Insert elevator music here.

Done? Pretty convincing, right? It wasn’t quite enough for me even with all the facial matching and possible documentation that I was able to show all of you. After I posted yesterday’s blog, a few people told me that the police use ears to identify people sometimes because our ears are almost as unique as fingerprints. So I went digging again to find pictures of Lawrence in which his ear wasn’t too covered up by his hair and at the same angle as this mystery fellow. I found this picture for comparison:

He certainly liked having his picture made at that profile angle or maybe the photographers thought he looked best from that angle. I’m not sure. The fact that there are so many profile or three-quarter profile photographs from that specific angle should possibly even be taken into consideration as proof that this bearded man is probably Joshua Lawrence Chamberlain. So my next step was to cut out the ears from the bearded man and the known photograph of Lawrence. Here is how they looked side by side:

Strikingly similar, in my opinion. The ear on the right appears to come to a point but in other pictures of Lawrence, that point is actually rounded like the bearded man’s ear on the left. I decided to try and do the overlap comparison like I did yesterday to see how similar or how different the ears were. These were the results of my overlap comparison:

 
 

Despite the comparison photograph of Lawrence making the bottom of his earlobe look pointed, the size and features of both of the earlobes are the same. The trouble with trying to identify a person through nineteenth century photographs is that the photographs are going to be blurry and out of focus sometimes. Tricks of the light can actually make the same person look totally different in various photographs. Here are two photographs below that show Lawrence’s earlobe as being rounded at the bottom, to dispel any possible doubts.

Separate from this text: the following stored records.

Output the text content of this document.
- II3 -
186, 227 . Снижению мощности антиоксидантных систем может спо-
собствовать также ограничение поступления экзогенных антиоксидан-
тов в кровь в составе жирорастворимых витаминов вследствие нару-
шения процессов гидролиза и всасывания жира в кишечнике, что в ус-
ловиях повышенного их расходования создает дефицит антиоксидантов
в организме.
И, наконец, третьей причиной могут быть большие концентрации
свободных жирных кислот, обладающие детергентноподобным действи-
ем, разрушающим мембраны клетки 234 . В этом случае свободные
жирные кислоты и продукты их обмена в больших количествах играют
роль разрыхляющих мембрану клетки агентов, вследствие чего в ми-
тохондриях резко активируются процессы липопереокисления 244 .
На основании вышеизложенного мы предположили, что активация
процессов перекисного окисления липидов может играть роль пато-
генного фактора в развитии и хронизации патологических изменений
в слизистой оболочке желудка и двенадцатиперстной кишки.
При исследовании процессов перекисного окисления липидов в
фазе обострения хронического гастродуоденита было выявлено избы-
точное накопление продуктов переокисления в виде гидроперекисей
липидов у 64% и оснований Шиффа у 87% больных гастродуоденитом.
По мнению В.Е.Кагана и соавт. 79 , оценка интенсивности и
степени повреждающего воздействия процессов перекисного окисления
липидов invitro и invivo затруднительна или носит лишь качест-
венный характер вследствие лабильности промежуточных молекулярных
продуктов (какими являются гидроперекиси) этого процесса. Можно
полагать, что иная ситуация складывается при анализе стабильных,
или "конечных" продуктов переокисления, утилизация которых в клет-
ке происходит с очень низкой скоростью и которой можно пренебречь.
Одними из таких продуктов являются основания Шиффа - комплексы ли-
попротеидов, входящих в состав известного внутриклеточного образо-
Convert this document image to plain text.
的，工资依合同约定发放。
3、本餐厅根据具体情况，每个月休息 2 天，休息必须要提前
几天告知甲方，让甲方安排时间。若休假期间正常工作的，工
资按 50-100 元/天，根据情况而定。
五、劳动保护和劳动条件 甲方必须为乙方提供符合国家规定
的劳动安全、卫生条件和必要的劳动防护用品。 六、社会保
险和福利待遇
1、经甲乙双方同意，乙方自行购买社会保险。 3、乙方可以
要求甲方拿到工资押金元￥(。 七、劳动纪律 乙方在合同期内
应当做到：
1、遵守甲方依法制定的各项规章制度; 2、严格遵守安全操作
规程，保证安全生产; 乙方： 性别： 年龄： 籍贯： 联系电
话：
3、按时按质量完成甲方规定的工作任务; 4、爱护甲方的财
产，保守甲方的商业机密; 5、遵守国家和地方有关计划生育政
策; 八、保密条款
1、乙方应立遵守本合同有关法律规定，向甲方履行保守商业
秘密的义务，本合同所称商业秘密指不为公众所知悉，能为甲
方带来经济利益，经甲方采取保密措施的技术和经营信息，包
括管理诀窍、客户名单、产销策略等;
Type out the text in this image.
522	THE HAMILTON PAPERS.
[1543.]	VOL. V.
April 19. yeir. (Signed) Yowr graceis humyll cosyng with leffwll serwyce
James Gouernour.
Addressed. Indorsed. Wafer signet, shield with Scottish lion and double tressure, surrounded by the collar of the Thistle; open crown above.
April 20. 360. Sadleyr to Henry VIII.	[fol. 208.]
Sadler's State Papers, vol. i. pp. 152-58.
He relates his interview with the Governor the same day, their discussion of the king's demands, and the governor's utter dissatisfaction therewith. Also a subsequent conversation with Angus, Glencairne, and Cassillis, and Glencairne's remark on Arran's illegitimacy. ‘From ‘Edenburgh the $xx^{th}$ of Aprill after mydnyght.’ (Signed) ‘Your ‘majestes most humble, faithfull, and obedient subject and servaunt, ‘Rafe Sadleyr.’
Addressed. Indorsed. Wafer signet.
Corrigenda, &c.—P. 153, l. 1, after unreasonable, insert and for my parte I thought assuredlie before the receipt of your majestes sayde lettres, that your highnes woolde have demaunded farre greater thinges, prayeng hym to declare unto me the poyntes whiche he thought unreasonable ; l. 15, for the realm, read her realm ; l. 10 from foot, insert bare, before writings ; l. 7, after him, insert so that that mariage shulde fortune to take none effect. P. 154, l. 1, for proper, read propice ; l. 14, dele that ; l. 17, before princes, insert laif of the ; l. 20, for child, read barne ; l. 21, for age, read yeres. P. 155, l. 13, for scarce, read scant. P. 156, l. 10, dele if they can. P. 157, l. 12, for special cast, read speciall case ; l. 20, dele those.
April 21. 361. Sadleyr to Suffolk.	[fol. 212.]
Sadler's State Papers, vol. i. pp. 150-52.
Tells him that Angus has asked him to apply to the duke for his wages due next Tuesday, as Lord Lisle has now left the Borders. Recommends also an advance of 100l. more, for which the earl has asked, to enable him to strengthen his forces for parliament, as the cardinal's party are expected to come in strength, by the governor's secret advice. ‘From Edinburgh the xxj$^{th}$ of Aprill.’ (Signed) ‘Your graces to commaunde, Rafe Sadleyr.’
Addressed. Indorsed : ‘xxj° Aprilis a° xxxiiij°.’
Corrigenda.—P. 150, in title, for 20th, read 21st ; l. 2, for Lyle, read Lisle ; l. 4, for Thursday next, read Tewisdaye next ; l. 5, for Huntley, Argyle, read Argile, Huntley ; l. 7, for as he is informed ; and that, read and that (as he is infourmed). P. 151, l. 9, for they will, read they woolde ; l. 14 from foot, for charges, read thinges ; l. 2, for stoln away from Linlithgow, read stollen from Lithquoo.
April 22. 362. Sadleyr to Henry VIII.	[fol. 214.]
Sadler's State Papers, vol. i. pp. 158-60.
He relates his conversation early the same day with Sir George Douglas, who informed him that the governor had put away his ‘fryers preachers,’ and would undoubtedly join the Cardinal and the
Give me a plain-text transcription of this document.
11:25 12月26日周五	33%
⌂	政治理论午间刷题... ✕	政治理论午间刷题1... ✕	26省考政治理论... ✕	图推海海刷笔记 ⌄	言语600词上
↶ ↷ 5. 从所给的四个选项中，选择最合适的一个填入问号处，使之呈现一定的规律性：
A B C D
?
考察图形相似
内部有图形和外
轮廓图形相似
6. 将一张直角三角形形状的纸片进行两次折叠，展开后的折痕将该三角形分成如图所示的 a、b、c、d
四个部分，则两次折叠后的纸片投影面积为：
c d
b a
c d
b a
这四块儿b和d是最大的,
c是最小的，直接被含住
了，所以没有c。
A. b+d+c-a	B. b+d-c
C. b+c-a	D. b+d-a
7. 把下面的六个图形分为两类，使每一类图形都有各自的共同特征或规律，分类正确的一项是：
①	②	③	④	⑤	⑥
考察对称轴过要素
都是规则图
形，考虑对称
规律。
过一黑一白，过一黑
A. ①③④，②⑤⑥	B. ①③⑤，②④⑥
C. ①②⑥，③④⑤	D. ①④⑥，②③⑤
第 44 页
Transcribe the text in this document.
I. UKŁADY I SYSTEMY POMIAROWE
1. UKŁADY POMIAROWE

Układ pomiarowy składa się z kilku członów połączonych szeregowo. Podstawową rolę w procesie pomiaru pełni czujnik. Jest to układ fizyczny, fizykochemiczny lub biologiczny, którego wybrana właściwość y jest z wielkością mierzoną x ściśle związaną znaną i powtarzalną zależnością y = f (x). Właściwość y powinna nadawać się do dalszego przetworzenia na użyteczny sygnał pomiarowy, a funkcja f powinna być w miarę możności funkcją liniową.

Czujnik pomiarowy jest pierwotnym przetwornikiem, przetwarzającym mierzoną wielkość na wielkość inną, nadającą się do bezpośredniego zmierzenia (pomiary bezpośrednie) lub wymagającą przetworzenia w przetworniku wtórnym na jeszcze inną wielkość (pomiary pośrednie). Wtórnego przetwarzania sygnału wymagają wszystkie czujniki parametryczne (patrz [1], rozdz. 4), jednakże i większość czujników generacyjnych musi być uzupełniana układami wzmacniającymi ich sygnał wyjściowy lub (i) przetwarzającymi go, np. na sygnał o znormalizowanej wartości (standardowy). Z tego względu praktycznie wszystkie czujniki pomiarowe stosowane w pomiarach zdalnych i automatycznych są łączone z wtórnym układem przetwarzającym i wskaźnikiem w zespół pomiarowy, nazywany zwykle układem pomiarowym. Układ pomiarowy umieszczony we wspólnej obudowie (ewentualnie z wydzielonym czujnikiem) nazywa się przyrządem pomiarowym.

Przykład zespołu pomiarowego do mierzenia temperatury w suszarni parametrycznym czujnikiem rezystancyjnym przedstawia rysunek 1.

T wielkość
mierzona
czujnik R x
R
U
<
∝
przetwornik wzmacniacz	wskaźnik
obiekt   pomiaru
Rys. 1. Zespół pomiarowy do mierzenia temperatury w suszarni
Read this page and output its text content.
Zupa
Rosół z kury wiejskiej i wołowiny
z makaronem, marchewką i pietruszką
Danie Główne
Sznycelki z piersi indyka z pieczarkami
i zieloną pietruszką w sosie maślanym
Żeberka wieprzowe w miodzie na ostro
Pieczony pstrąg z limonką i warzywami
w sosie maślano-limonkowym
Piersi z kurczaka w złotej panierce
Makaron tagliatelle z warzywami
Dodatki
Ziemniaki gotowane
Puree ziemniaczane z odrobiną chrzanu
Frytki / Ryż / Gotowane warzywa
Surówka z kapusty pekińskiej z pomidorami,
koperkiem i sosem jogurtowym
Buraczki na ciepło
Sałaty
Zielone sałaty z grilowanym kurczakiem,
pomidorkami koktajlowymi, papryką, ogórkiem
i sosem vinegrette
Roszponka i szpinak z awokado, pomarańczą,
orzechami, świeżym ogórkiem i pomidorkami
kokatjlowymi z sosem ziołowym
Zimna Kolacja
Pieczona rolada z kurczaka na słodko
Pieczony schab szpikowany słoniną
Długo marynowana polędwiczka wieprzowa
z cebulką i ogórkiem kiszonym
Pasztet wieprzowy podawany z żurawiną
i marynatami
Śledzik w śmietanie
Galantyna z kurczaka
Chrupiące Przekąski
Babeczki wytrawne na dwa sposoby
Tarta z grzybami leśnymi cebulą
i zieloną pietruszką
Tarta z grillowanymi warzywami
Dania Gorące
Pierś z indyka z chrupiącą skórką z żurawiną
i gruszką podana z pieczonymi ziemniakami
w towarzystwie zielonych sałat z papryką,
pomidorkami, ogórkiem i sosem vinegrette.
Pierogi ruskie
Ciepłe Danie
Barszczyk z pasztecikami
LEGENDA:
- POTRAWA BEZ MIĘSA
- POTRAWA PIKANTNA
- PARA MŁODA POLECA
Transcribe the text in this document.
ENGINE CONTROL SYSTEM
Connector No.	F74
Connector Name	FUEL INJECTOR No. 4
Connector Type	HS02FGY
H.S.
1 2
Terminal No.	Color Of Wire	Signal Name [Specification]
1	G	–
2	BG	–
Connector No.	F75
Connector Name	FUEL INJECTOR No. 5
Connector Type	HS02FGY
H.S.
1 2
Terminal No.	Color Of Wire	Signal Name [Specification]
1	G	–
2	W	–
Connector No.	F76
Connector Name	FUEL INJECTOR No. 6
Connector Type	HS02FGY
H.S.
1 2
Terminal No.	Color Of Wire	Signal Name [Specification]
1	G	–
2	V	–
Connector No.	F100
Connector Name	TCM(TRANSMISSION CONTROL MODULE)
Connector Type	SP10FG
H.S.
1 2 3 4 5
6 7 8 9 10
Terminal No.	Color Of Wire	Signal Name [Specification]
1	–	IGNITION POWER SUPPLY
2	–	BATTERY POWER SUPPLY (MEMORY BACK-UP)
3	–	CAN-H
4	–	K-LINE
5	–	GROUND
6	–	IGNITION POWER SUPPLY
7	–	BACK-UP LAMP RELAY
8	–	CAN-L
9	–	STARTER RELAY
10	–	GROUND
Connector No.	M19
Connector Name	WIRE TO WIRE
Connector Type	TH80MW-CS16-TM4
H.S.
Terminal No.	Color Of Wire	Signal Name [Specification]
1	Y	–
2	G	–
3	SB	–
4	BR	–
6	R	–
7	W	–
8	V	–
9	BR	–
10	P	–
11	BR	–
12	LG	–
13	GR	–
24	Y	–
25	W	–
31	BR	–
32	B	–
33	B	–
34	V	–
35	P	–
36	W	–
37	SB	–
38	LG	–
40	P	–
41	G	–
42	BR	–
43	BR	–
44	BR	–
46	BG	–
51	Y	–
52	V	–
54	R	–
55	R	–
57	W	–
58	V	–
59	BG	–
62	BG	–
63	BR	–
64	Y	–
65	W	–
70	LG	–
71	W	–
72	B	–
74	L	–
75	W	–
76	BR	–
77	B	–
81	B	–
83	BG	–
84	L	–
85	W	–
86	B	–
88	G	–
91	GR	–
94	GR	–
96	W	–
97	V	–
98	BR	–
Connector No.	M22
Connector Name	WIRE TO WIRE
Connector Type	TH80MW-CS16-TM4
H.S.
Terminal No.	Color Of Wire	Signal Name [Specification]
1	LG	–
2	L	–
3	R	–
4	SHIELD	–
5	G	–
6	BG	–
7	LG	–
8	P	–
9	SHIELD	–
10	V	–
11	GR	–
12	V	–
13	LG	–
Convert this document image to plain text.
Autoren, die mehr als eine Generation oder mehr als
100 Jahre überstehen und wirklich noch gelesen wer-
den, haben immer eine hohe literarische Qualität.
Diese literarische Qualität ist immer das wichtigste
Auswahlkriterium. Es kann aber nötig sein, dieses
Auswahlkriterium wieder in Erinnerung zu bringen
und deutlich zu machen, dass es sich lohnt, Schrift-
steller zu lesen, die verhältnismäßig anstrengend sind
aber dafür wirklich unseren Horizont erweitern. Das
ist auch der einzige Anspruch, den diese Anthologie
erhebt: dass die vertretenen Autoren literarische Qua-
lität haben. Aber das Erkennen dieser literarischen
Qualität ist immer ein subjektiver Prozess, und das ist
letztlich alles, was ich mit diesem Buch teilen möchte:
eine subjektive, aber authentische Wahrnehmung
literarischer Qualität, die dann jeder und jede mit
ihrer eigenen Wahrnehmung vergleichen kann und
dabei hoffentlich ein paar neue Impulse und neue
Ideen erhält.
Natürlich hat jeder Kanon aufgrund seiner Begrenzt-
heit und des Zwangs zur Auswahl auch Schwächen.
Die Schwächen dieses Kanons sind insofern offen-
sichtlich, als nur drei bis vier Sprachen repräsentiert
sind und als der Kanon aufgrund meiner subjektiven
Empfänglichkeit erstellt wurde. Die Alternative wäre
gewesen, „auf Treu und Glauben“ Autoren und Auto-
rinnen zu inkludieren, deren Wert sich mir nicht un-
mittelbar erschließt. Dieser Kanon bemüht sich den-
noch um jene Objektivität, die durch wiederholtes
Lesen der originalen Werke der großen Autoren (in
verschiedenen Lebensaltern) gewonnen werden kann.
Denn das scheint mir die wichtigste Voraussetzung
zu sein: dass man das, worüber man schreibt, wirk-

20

In my opinion, the ears are too close to matching to say it’s just a coincidence, especially when you add everything else from yesterday’s blog to the case. Of course, I will never be able to say for certain beyond a shadow of a doubt that the bearded man is Lawrence without a historical smoking gun like a letter or something that specifically says, “I had my picture made today and my beard looked especially bushy,” or something to that effect. Regardless, the bearded man fought in the Civil War. I will give him a good home among my other Civil War artifacts whether he is historically proven to be Joshua Lawrence Chamberlain or not. That’s just what I do.

What do YOU think? Is there enough evidence to say the bearded man is Lawrence?